Recently I’ve wondered whether we educators now face our latest if not greatest philosophical divide.
Earlier this month, Sweet Briar College officials announced the 114 year old women’s college in rural Virginia would cease operations at year’s end. The college’s financial circumstances had been in freefall since 2009, despite the favorable window-dressing of a 94 million dollar endowment in fiscal year 2014.
In late February, the National Association of Independent Schools – of which Parish is a member – held their annual conference in Boston. Though unable to attend, I followed the conference Twitter feed and read summaries of several of its major presentations. The conference featured a self-explanatory theme, “Design the Revolution: Blending Learning, Leading, and Innovation,” and keynote sessions to provoke thinking, conversation, and action among the representatives from its 1,500 member schools. On the surface, the conference challenged independent school leaders to consider the sustainability of our model and the practices which shape it. We operate today in an environment of dizzying change, ever-escalating tuitions and heightened competition. How might our schools improve the preparation we afford our students and enhance our value proposition by leveraging the new opportunities presented by seismic changes in information technology and capitalizing on the autonomy afforded by our independence?
But here lies the cusp of the divide, at least as I perceive it. I wonder who among my independent school colleagues left the conference with an altered mindset. Who senses that the next generation for tuition-bearing institutions like ours will be fundamentally different, and perhaps more perilous, than any previous era?
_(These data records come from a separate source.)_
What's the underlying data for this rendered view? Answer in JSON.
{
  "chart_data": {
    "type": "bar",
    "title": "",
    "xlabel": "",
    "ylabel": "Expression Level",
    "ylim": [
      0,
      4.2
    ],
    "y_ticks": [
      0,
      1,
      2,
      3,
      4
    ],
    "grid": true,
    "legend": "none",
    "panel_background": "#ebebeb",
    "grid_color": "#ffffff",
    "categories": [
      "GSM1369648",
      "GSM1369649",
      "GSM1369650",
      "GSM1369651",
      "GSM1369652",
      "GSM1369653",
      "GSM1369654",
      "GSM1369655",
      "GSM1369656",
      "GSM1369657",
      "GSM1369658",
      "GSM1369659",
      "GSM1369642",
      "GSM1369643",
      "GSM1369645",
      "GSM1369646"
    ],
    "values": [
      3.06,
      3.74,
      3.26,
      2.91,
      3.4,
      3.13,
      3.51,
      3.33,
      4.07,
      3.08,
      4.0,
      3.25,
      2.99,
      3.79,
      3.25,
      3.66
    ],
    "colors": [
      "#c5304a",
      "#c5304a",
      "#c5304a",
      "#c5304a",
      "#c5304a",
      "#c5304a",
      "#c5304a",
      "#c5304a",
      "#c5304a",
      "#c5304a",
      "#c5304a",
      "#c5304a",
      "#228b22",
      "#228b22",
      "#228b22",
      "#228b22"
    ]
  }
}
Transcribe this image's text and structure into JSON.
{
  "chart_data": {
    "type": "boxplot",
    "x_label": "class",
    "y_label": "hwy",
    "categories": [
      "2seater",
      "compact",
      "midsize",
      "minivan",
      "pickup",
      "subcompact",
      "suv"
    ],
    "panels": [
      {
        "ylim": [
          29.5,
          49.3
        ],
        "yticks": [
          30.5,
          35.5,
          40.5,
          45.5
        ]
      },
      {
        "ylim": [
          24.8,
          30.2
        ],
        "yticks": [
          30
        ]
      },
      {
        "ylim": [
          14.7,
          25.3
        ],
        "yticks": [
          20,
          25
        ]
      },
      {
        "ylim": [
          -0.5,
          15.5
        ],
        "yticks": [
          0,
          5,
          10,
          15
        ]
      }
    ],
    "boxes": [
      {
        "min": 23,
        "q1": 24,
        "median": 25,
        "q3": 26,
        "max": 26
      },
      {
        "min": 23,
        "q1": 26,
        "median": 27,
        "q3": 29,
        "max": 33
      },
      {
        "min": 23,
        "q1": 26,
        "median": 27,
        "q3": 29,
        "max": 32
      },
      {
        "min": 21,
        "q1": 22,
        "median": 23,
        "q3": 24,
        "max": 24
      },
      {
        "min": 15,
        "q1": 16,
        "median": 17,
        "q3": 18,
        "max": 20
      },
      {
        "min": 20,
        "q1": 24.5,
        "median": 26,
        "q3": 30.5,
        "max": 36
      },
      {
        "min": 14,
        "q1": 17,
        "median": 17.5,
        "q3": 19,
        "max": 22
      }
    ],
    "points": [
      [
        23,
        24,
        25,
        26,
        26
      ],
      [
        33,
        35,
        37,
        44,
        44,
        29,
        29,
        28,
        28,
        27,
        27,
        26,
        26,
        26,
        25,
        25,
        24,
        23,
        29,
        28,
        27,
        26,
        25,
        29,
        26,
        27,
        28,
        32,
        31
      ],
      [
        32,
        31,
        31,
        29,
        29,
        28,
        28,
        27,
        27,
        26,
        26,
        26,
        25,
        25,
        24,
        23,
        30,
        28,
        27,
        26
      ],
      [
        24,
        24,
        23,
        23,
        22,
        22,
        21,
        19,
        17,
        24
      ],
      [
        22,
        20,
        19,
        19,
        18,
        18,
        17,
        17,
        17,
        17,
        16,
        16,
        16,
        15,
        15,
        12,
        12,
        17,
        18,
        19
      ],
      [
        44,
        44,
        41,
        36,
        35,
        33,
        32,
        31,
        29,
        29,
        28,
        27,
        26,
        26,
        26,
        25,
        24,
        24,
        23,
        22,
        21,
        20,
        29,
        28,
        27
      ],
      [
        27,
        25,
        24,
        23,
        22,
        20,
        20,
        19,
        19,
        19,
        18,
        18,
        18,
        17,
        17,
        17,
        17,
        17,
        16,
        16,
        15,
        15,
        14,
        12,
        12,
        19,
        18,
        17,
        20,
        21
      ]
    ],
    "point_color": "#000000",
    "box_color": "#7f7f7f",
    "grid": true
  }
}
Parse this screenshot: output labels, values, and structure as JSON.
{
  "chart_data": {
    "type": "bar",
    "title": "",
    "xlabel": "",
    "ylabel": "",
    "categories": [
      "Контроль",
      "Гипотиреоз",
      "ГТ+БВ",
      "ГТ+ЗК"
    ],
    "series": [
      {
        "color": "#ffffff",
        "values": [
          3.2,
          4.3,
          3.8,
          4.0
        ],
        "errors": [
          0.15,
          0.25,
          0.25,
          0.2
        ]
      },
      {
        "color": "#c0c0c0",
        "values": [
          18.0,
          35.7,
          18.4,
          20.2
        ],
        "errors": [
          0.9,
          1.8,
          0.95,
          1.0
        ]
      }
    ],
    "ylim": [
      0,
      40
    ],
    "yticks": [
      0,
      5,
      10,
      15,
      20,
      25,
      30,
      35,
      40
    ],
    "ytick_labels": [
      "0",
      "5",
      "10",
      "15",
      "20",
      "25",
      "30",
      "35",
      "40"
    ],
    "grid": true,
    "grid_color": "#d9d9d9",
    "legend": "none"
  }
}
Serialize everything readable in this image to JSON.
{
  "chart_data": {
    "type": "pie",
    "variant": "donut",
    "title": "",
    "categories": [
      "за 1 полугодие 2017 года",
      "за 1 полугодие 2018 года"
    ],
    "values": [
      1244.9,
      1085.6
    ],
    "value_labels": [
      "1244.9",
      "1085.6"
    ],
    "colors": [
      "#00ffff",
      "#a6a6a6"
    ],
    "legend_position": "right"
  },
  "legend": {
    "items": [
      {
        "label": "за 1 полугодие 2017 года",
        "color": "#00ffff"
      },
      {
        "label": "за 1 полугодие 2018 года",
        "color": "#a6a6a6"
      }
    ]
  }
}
Of my peers, how many would characterize the necessity to change our model as nothing short of urgent?
On the one side of this divide stand those – myself included – who feel tremendous urgency and see incredible opportunity to rethink many of the time-worn paradigms for how we “do school.” Those on the other side of the chasm view calls for transformational change as alarmist at worst or, more benignly, riddled with so much complexity and uncertainty as to inhibit action.
At the NAIS conference, the Association’s President, John Chubb, noted that “independent schools are facing some tough realities. No matter where your school is in the process of addressing new realities, it is important for you to be prepared for anything —especially the opportunities.” The conference also featured a panel of higher education leaders, whose institutions feature a business model similar to those of independent schools. The Presidents agreed that “the business model of higher education is broken and will need to be fixed.” One university leader went so far as to ask whether education might “change in the same way the music industry changed with new technologies” and as a result became “affordable, unbundled, [and] accessible.”
I know several of my colleagues embrace such challenging thinking and have taken steps to shift practices. But I also know others whose mindset mirrors that of an educator from the northeast who emailed me in the wake of the NAIS conference. He was a candidate for a position at Parish. Around the business of his candidacy, he opined about his experience at the conference. “Some of it,” he noted, “was the usual headliners saying outrageous things about the future of education that no one is seriously going to act on (italics added); others were really thoughtful, practical, and helpful and presented ideas and practices that I suspect a lot of people are discussing this week back at their schools.”
I placed him on the other side of the divide. Perhaps unfairly, I concluded he would categorize any talk of tenuously sustainable independent schools as “outrageous” and view experimentation with new models for tomorrow’s independent schools with similar diffidence. Perhaps unsurprisingly, I concluded further conversation about a position at Parish was not a good idea.
A respected colleague of mine posted a compelling question in light of the Sweet Briar announcement: “Outlier or Omen?” It encapsulates perfectly the philosophical divide I’ve experienced anecdotally as of late. Today’s educator needs to make room amidst the valid and worthwhile philosophical conversations pervading our campuses – about math programs, literary canons, or foreign language offerings – for an even more fundamental discussion on which side of this divide each of us and our schools stand.